仲間と日本酒を手作り 「自然流酒を造る会」が交流楽しむ
昔ながらの手法で日本酒を造る「自然流酒を造る会」のメンバーが、活動拠点にする東春酒造(名古屋市守山区瀬古東3)で今年初めての純米酒を搾った。7年前にできた同会の会員は、男女45人。25歳から71歳までの会社員や自営業者、自衛官ら、年齢も職業も異なるメンバーが週末、手作業で酒造りを楽しんでいる。
同会代表の小林宏明さん(56)は31歳まで、飲みに行ってもワインやウイスキーを選び、日本酒を飲むことはなかった。ある日友人に連れられて参加した「地酒を楽しむ会」で“手作り”の日本酒に出合い「自分に合った味を作りたい」と思い立った。

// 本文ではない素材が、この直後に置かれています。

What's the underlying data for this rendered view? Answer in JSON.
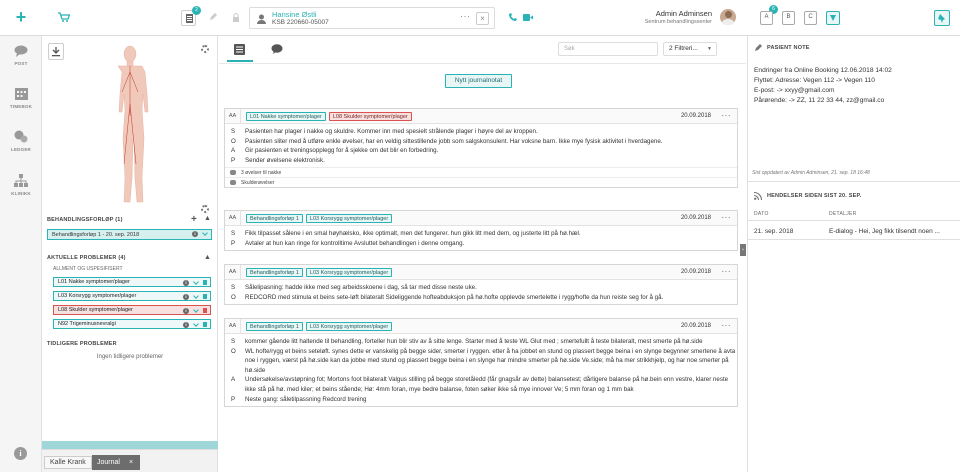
{
  "topbar": {
    "badge_count_tasks": "2",
    "patient_name": "Hansine Østli",
    "patient_id": "KSB 220660-05007",
    "user_name": "Admin Adminsen",
    "user_org": "Sentrum behandlingssenter",
    "letter_badge": "6",
    "letter_a": "A",
    "letter_b": "B",
    "letter_c": "C"
  },
  "leftnav": {
    "post": "POST",
    "timebok": "TIMEBOK",
    "ledger": "LEDGER",
    "klinikk": "KLINIKK"
  },
  "leftpanel": {
    "treatment_title": "BEHANDLINGSFORLØP (1)",
    "treatment_item": "Behandlingsforløp 1 - 20. sep. 2018",
    "active_title": "AKTUELLE PROBLEMER (4)",
    "general_title": "ALLMENT OG USPESIFISERT",
    "problems": [
      {
        "code": "L01",
        "label": "Nakke symptomer/plager"
      },
      {
        "code": "L03",
        "label": "Korsrygg symptomer/plager"
      },
      {
        "code": "L08",
        "label": "Skulder symptomer/plager"
      },
      {
        "code": "N92",
        "label": "Trigeminusnevralgi"
      }
    ],
    "previous_title": "TIDLIGERE PROBLEMER",
    "previous_empty": "Ingen tidligere problemer"
  },
  "center": {
    "search_placeholder": "Søk",
    "filter_label": "2 Filtreri...",
    "new_note_button": "Nytt journalnotat",
    "cards": [
      {
        "aa": "AA",
        "tags": [
          {
            "text": "L01 Nakke symptomer/plager"
          },
          {
            "text": "L08 Skulder symptomer/plager"
          }
        ],
        "date": "20.09.2018",
        "rows": [
          {
            "k": "S",
            "t": "Pasienten har plager i nakke og skuldre. Kommer inn med spesielt strålende plager i høyre del av kroppen."
          },
          {
            "k": "O",
            "t": "Pasienten sliter med å utføre enkle øvelser, har en veldig sittestillende jobb som salgskonsulent. Har voksne barn. Ikke mye fysisk aktivitet i hverdagene."
          },
          {
            "k": "A",
            "t": "Gir pasienten et treningsopplegg for å sjekke om det blir en forbedring."
          },
          {
            "k": "P",
            "t": "Sender øvelsene elektronisk."
          }
        ],
        "subrows": [
          "3 øvelser til nakke",
          "Skulderøvelser"
        ]
      },
      {
        "aa": "AA",
        "tags": [
          {
            "text": "Behandlingsforløp 1"
          },
          {
            "text": "L03 Korsrygg symptomer/plager"
          }
        ],
        "date": "20.09.2018",
        "rows": [
          {
            "k": "S",
            "t": "Fikk tilpasset sålene i en smal høyhælsko, ikke optimalt, men det fungerer. hun gikk litt med dem, og justerte litt på hø.hæl."
          },
          {
            "k": "P",
            "t": "Avtaler at hun kan ringe for kontrolltime Avsluttet behandlingen i denne omgang."
          }
        ]
      },
      {
        "aa": "AA",
        "tags": [
          {
            "text": "Behandlingsforløp 1"
          },
          {
            "text": "L03 Korsrygg symptomer/plager"
          }
        ],
        "date": "20.09.2018",
        "rows": [
          {
            "k": "S",
            "t": "Sålelipasning: hadde ikke med seg arbeidsskoene i dag, så tar med disse neste uke."
          },
          {
            "k": "O",
            "t": "REDCORD med stimula et beins sete-løft bilateralt Sideliggende hofteabduksjon på hø.hofte opplevde smertelette i rygg/hofte da hun reiste seg for å gå."
          }
        ]
      },
      {
        "aa": "AA",
        "tags": [
          {
            "text": "Behandlingsforløp 1"
          },
          {
            "text": "L03 Korsrygg symptomer/plager"
          }
        ],
        "date": "20.09.2018",
        "rows": [
          {
            "k": "S",
            "t": "kommer gående litt haltende til behandling, forteller hun blir stiv av å sitte lenge. Starter med å teste WL Glut med ; smertefullt å teste bilateralt, mest smerte på hø.side"
          },
          {
            "k": "O",
            "t": "WL hofte/rygg et beins seteløft. synes dette er vanskelig på begge sider, smerter i ryggen. etter å ha jobbet en stund og plassert begge beina i en slynge begynner smertene å avta noe i ryggen, værst på hø.side kan da jobbe med stund og plassert begge beina i en slynge har mindre smerter på hø.side Ve.side; må ha mer strikkhjelp, og har noe smerter på hø.side"
          },
          {
            "k": "A",
            "t": "Undersøkelse/avstøpning fot; Mortons foot bilateralt Valgus stilling på begge storetåledd (får gnagsår av dette) balansetest; dårligere balanse på hø.bein enn vestre, klarer neste ikke stå på hø. med kiler; et beins stående; Hø: 4mm foran, mye bedre balanse, foten søker ikke så mye innover Ve; 5 mm foran og 1 mm bak"
          },
          {
            "k": "P",
            "t": "Neste gang: såletilpassning Redcord trening"
          }
        ]
      }
    ]
  },
  "rightpanel": {
    "note_title": "PASIENT NOTE",
    "note_lines": [
      "Endringer fra Online Booking 12.06.2018 14:02",
      "Flyttet: Adresse: Vegen 112 -> Vegen 110",
      "E-post:  -> xxyy@gmail.com",
      "Pårørende:  -> ZZ, 11 22 33 44, zz@gmail.co"
    ],
    "updated_text": "Sist oppdatert av Admin Adminsen, 21. sep. 18 16:48",
    "events_title": "HENDELSER SIDEN SIST 20. SEP.",
    "col_date": "DATO",
    "col_details": "DETALJER",
    "event_date": "21. sep. 2018",
    "event_detail": "E-dialog - Hei, Jeg fikk tilsendt noen ..."
  },
  "bottombar": {
    "tab1": "Kalle Krank",
    "tab2": "Journal",
    "tab2_close": "×"
  },
  "colors": {
    "accent": "#2ab3b5",
    "problem_red": "#d9534f"
  }
}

1人で酒造りを勉強した後に、同会を設立。会員の佐藤幸彦同酒造社長(49)に、公に酒を造る場所を提供してもらい、酒造りの挑戦が始まった。
店頭に並ぶ手ごろな価格の日本酒の多くは、機械で造られるが、同会の製造方法は、精米以外をすべて人の手で行うのが特徴だ。メンバーは春夏の月1回の座学を経て、秋から週1回集まり、こうじ造りや仕込みなどを行っている。

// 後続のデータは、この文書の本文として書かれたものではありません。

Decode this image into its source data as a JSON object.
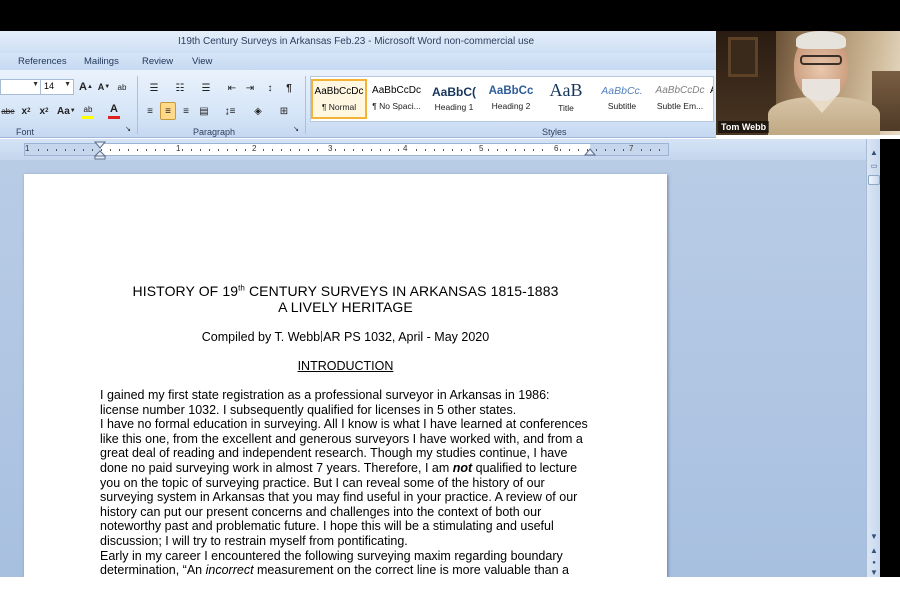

今月8日には、アルコールの発酵状態にある「もろみ」を麻袋に入れ、重りで酒を搾り出す「袋搾り」をした。昼すぎから始め、翌朝には80リットルの新酒が生まれた。今年の酒は、辛口だがさっぱりしていて、香りもいいという。「日本酒は味も香りも毎年違うので造っていて楽しい」と話すのは、7年前から参加している安藤絹恵さん(41)。同じく会員の酒井知之さん(48)も「日本酒はオヤジの飲み物だと思っていたけど、イメージが変わった」と話す。
小林さんは5日に新潟市で杜氏(とうじ)の国家試験を受けた。今は結果を楽しみに待っている。「杜氏になって団塊の世代に生きがいを与えたい」と意気込んでいる。